Ceretec is described as a kit used for the preparation of Technetium Tc99m Exametazine injection. The kit is supplied as packs of 5 single-dose vial units for use in the preparation of a Technetium Tc99m exametazime intravenous injection. They are used as diagnostic radiopharmaceuticals, as an adjunct in the detection of altered region cerebral perfusion. Cold kits, so- called because the radioactive material is added subsequent to importation, are also available for bone, kidney, or heart pool imaging (depending on the constitution of the injection).

As imported, each Ceretec vial is said to contain exametazime (a neutral, lipophilic compound), stannous chloride, and sodium chloride. Subsequent to importation, when the injection is to be used on the patient, Ceretec is reconstituted in the vial with the addition of radioactive technetium Tc99m solution; with the mixture in the vial precipitating a chemical reaction with the radioactive material, Ceretec becomes a radiotracer useful for cerebral perfusion imaging. The images are said to demonstrate physiologic abnormalities in the brain. - 2 -


Whether cold kits are classifiable under the provision for diagnostic reagents designed to be administered to the patient, in subheading 3006.30.5000, HTSUS, or as composite diagnostic or laboratory reagents, other than those of heading 3002 or 3006, in subheading 3822.00.5000, HTSUS.


It is argued that since, as imported, the cold kits cannot be administered to the patient, they can not be classifiable in subheading 3006.30; they only become a radioactive tracer when the technetium Tc99m is added. It is also contended that they can not be considered incomplete articles within the meaning of GRI 2 (a), since as imported they lack the ingredient which gives the product its essential character as a radiopharmaceutical.

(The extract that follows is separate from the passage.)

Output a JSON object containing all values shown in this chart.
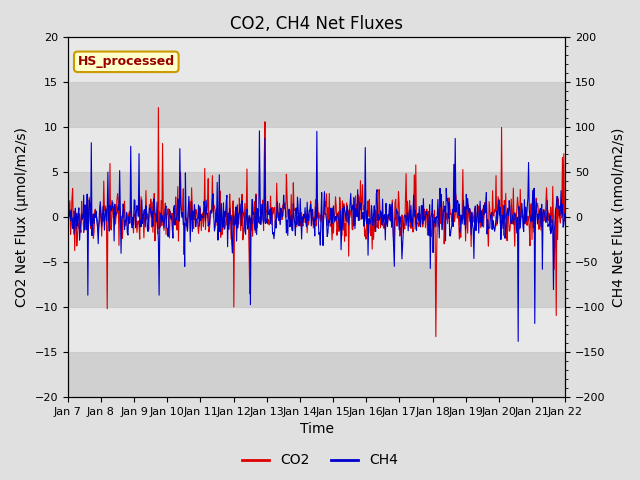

Chapter Note 3(d), Chapter 30, HTSUS, provides that heading 3006 includes diagnostic reagents designed to be administered to the patient, being unmixed products put up in measured doses or products consisting of two or more ingredients mixed together for such uses.

The provision (3822.22.5000), in which it is contended that the imports are classifiable, covers other composite diagnostic or laboratory reagents, other than those of heading 3002 or 3006. Since, following chapter note 3(d), Chapter 30, to be classifiable in 3006 the mixture has to be used for diagnostic purposes, which, since it lacks the radioactive material, it can not be, and classification in 3006 is not applicable. The cold kits fit the definition of laboratory reagents found in 3822 because of their composition. While the incomplete nature of the kits is felt to be a hindrance to classification in 3006, no such obstacle is perceived for classification in 3822.22.5000, HTSUS.

The Explanatory Notes to Heading 3004 state that the phrase "put up in measured doses" includes such forms as tablets, ampoules, capsules, cachets, drops or pastilles, or small quantities of powder ready for taking as single doses for therapeutic or prophylactic uses. Although the vials as imported are designed to be taken as single dosage form, they can not be said to be ready for taking until the radioactive material is added. Thus, as imported, the cold kits are not in measured doses designed to be administered to the patient. - 3 -


Ceretec cold kits are classifiable under the provision for other composite or laboratory reagents, other than those of hading 3002 or 3006, in subheading 3822.00.50, HTSUS.